一つ目の打撃の時、プレーマーナンダは「師の導きに従うこと、神を見ること、真理の実現」を覚悟し、二つ目の打撃の時は「ヴィヴェーカーナンダの仕事を力の限りを尽くして続けていくこと」を覚悟し、それらを誠実に徹底してやり通したのでした。

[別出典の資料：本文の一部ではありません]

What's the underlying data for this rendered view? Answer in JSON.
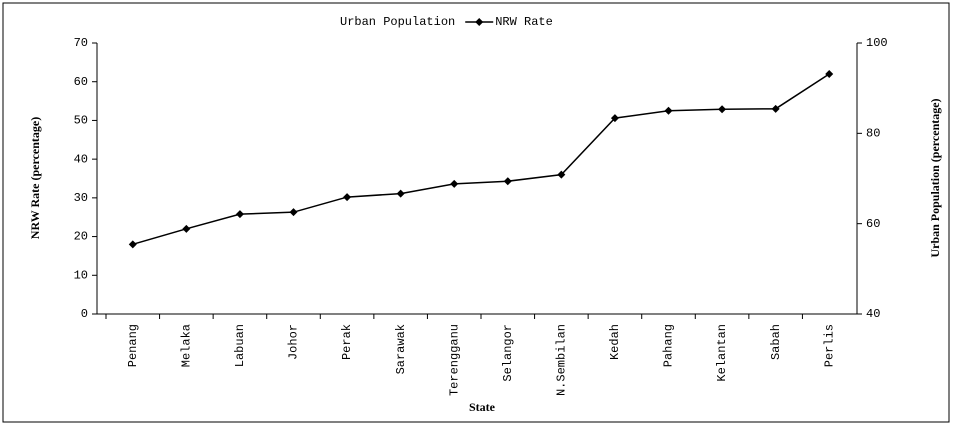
{
  "chart_data": {
    "type": "line",
    "categories": [
      "Penang",
      "Melaka",
      "Labuan",
      "Johor",
      "Perak",
      "Sarawak",
      "Terengganu",
      "Selangor",
      "N.Sembilan",
      "Kedah",
      "Pahang",
      "Kelantan",
      "Sabah",
      "Perlis"
    ],
    "series": [
      {
        "name": "Urban Population",
        "axis": "y2",
        "values": [
          null,
          null,
          null,
          null,
          null,
          null,
          null,
          null,
          null,
          null,
          null,
          null,
          null,
          null
        ]
      },
      {
        "name": "NRW Rate",
        "color": "#000000",
        "values": [
          18,
          22,
          25.8,
          26.3,
          30.2,
          31.1,
          33.6,
          34.3,
          36,
          50.6,
          52.5,
          52.9,
          53,
          62
        ]
      }
    ],
    "x_label": "State",
    "y_label": "NRW Rate (percentage)",
    "y2_label": "Urban Population (percentage)",
    "ylim": [
      0,
      70
    ],
    "yticks": [
      0,
      10,
      20,
      30,
      40,
      50,
      60,
      70
    ],
    "y2lim": [
      40,
      100
    ],
    "y2ticks": [
      40,
      60,
      80,
      100
    ]
  }
}
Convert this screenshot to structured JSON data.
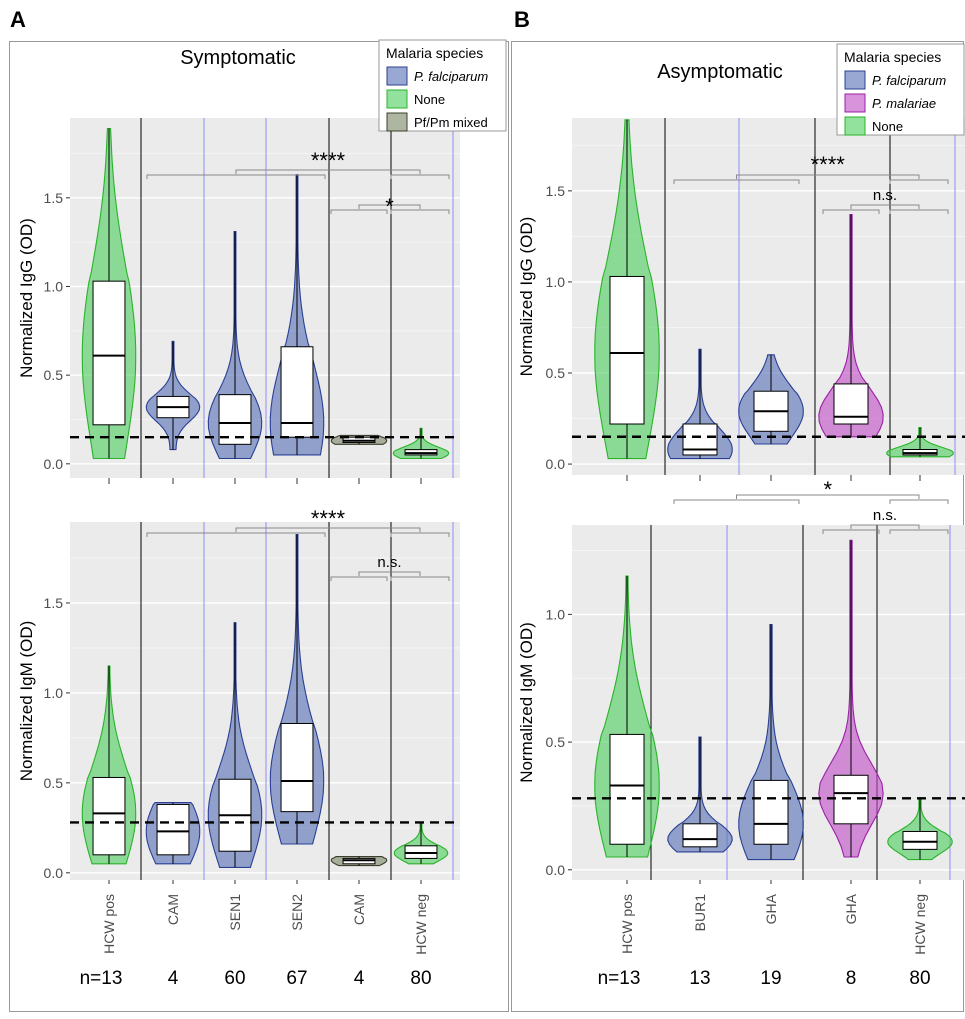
{
  "panels": [
    {
      "letter": "A",
      "title": "Symptomatic"
    },
    {
      "letter": "B",
      "title": "Asymptomatic"
    }
  ],
  "colors": {
    "P. falciparum": "#5b72b6",
    "None": "#4fcf5f",
    "Pf/Pm mixed": "#7d8868",
    "P. malariae": "#c24fc6"
  },
  "chart_data": [
    {
      "type": "violin",
      "panel": "A",
      "subplot": "top",
      "title": "Symptomatic",
      "ylabel": "Normalized IgG (OD)",
      "ylim": [
        -0.08,
        1.95
      ],
      "yticks": [
        0.0,
        0.5,
        1.0,
        1.5
      ],
      "threshold": 0.15,
      "categories": [
        "HCW pos",
        "CAM",
        "SEN1",
        "SEN2",
        "CAM",
        "HCW neg"
      ],
      "species": [
        "None",
        "P. falciparum",
        "P. falciparum",
        "P. falciparum",
        "Pf/Pm mixed",
        "None"
      ],
      "groups": [
        {
          "min": 0.03,
          "q1": 0.22,
          "median": 0.61,
          "q3": 1.03,
          "max": 1.89
        },
        {
          "min": 0.08,
          "q1": 0.26,
          "median": 0.32,
          "q3": 0.38,
          "max": 0.69
        },
        {
          "min": 0.03,
          "q1": 0.11,
          "median": 0.23,
          "q3": 0.39,
          "max": 1.31
        },
        {
          "min": 0.05,
          "q1": 0.15,
          "median": 0.23,
          "q3": 0.66,
          "max": 1.63
        },
        {
          "min": 0.11,
          "q1": 0.12,
          "median": 0.13,
          "q3": 0.15,
          "max": 0.16
        },
        {
          "min": 0.03,
          "q1": 0.05,
          "median": 0.06,
          "q3": 0.08,
          "max": 0.2
        }
      ],
      "legend": {
        "title": "Malaria species",
        "entries": [
          "P. falciparum",
          "None",
          "Pf/Pm mixed"
        ]
      },
      "significance": [
        {
          "label": "****",
          "groups": [
            "CAM",
            "SEN1",
            "SEN2"
          ],
          "vs": "HCW neg"
        },
        {
          "label": "*",
          "groups": [
            "CAM (Pf/Pm mixed)"
          ],
          "vs": "HCW neg"
        }
      ]
    },
    {
      "type": "violin",
      "panel": "A",
      "subplot": "bottom",
      "ylabel": "Normalized IgM (OD)",
      "ylim": [
        -0.04,
        1.95
      ],
      "yticks": [
        0.0,
        0.5,
        1.0,
        1.5
      ],
      "threshold": 0.28,
      "categories": [
        "HCW pos",
        "CAM",
        "SEN1",
        "SEN2",
        "CAM",
        "HCW neg"
      ],
      "species": [
        "None",
        "P. falciparum",
        "P. falciparum",
        "P. falciparum",
        "Pf/Pm mixed",
        "None"
      ],
      "groups": [
        {
          "min": 0.05,
          "q1": 0.1,
          "median": 0.33,
          "q3": 0.53,
          "max": 1.15
        },
        {
          "min": 0.05,
          "q1": 0.1,
          "median": 0.23,
          "q3": 0.38,
          "max": 0.39
        },
        {
          "min": 0.03,
          "q1": 0.12,
          "median": 0.32,
          "q3": 0.52,
          "max": 1.39
        },
        {
          "min": 0.16,
          "q1": 0.34,
          "median": 0.51,
          "q3": 0.83,
          "max": 1.88
        },
        {
          "min": 0.04,
          "q1": 0.05,
          "median": 0.07,
          "q3": 0.08,
          "max": 0.09
        },
        {
          "min": 0.05,
          "q1": 0.08,
          "median": 0.11,
          "q3": 0.15,
          "max": 0.28
        }
      ],
      "significance": [
        {
          "label": "****",
          "groups": [
            "CAM",
            "SEN1",
            "SEN2"
          ],
          "vs": "HCW neg"
        },
        {
          "label": "n.s.",
          "groups": [
            "CAM (Pf/Pm mixed)"
          ],
          "vs": "HCW neg"
        }
      ],
      "n": [
        "n=13",
        "4",
        "60",
        "67",
        "4",
        "80"
      ]
    },
    {
      "type": "violin",
      "panel": "B",
      "subplot": "top",
      "title": "Asymptomatic",
      "ylabel": "Normalized IgG (OD)",
      "ylim": [
        -0.06,
        1.9
      ],
      "yticks": [
        0.0,
        0.5,
        1.0,
        1.5
      ],
      "threshold": 0.15,
      "categories": [
        "HCW pos",
        "BUR1",
        "GHA",
        "GHA",
        "HCW neg"
      ],
      "species": [
        "None",
        "P. falciparum",
        "P. falciparum",
        "P. malariae",
        "None"
      ],
      "groups": [
        {
          "min": 0.03,
          "q1": 0.22,
          "median": 0.61,
          "q3": 1.03,
          "max": 1.89
        },
        {
          "min": 0.03,
          "q1": 0.05,
          "median": 0.08,
          "q3": 0.22,
          "max": 0.63
        },
        {
          "min": 0.11,
          "q1": 0.18,
          "median": 0.29,
          "q3": 0.4,
          "max": 0.6
        },
        {
          "min": 0.15,
          "q1": 0.22,
          "median": 0.26,
          "q3": 0.44,
          "max": 1.37
        },
        {
          "min": 0.04,
          "q1": 0.05,
          "median": 0.06,
          "q3": 0.08,
          "max": 0.2
        }
      ],
      "legend": {
        "title": "Malaria species",
        "entries": [
          "P. falciparum",
          "P. malariae",
          "None"
        ]
      },
      "significance": [
        {
          "label": "****",
          "groups": [
            "BUR1",
            "GHA"
          ],
          "vs": "HCW neg"
        },
        {
          "label": "n.s.",
          "groups": [
            "GHA (P. malariae)"
          ],
          "vs": "HCW neg"
        }
      ]
    },
    {
      "type": "violin",
      "panel": "B",
      "subplot": "bottom",
      "ylabel": "Normalized IgM (OD)",
      "ylim": [
        -0.04,
        1.35
      ],
      "yticks": [
        0.0,
        0.5,
        1.0
      ],
      "threshold": 0.28,
      "categories": [
        "HCW pos",
        "BUR1",
        "GHA",
        "GHA",
        "HCW neg"
      ],
      "species": [
        "None",
        "P. falciparum",
        "P. falciparum",
        "P. malariae",
        "None"
      ],
      "groups": [
        {
          "min": 0.05,
          "q1": 0.1,
          "median": 0.33,
          "q3": 0.53,
          "max": 1.15
        },
        {
          "min": 0.07,
          "q1": 0.09,
          "median": 0.12,
          "q3": 0.18,
          "max": 0.52
        },
        {
          "min": 0.04,
          "q1": 0.1,
          "median": 0.18,
          "q3": 0.35,
          "max": 0.96
        },
        {
          "min": 0.05,
          "q1": 0.18,
          "median": 0.3,
          "q3": 0.37,
          "max": 1.29
        },
        {
          "min": 0.04,
          "q1": 0.08,
          "median": 0.11,
          "q3": 0.15,
          "max": 0.28
        }
      ],
      "significance": [
        {
          "label": "*",
          "groups": [
            "BUR1",
            "GHA"
          ],
          "vs": "HCW neg"
        },
        {
          "label": "n.s.",
          "groups": [
            "GHA (P. malariae)"
          ],
          "vs": "HCW neg"
        }
      ],
      "n": [
        "n=13",
        "13",
        "19",
        "8",
        "80"
      ]
    }
  ]
}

これらの詳しい内容は、『真実の愛と勇気』(日本ヴェーダーンタ協会)、Web版『パラマハンサ』(マハーヨーギー・ミッション)に載っています。

人は打撃を受けた時、どうすればいいのか?
今、何を為すべきか?
プレーマーナンダの生き様に、そのヒントがあると思います。

最後に、私が感銘を受けたプレーマーナンダの力強い教えを紹介させていただきます。

信仰を呼び覚ませーーグルの言葉への信仰、聖人の教えへの信仰、聖典への信仰である。それで初めて結果が得られるのだ。単なる感傷的な態度は何の役にも立たないだろう。あなたはこのような力強い決意を持つべきであるーー「私は、この人生において何としても成功を収めなくてはならない。執着を離れ、まさにこの肉体から自由にならなくてはならない。私に不可能なことがあるはずがない」と。あらゆる恐れと不安を投げ捨てよ。「私たちは神の子である」と考えよ。そうすれば、弱さはつけ込むすきを見出せないであろう。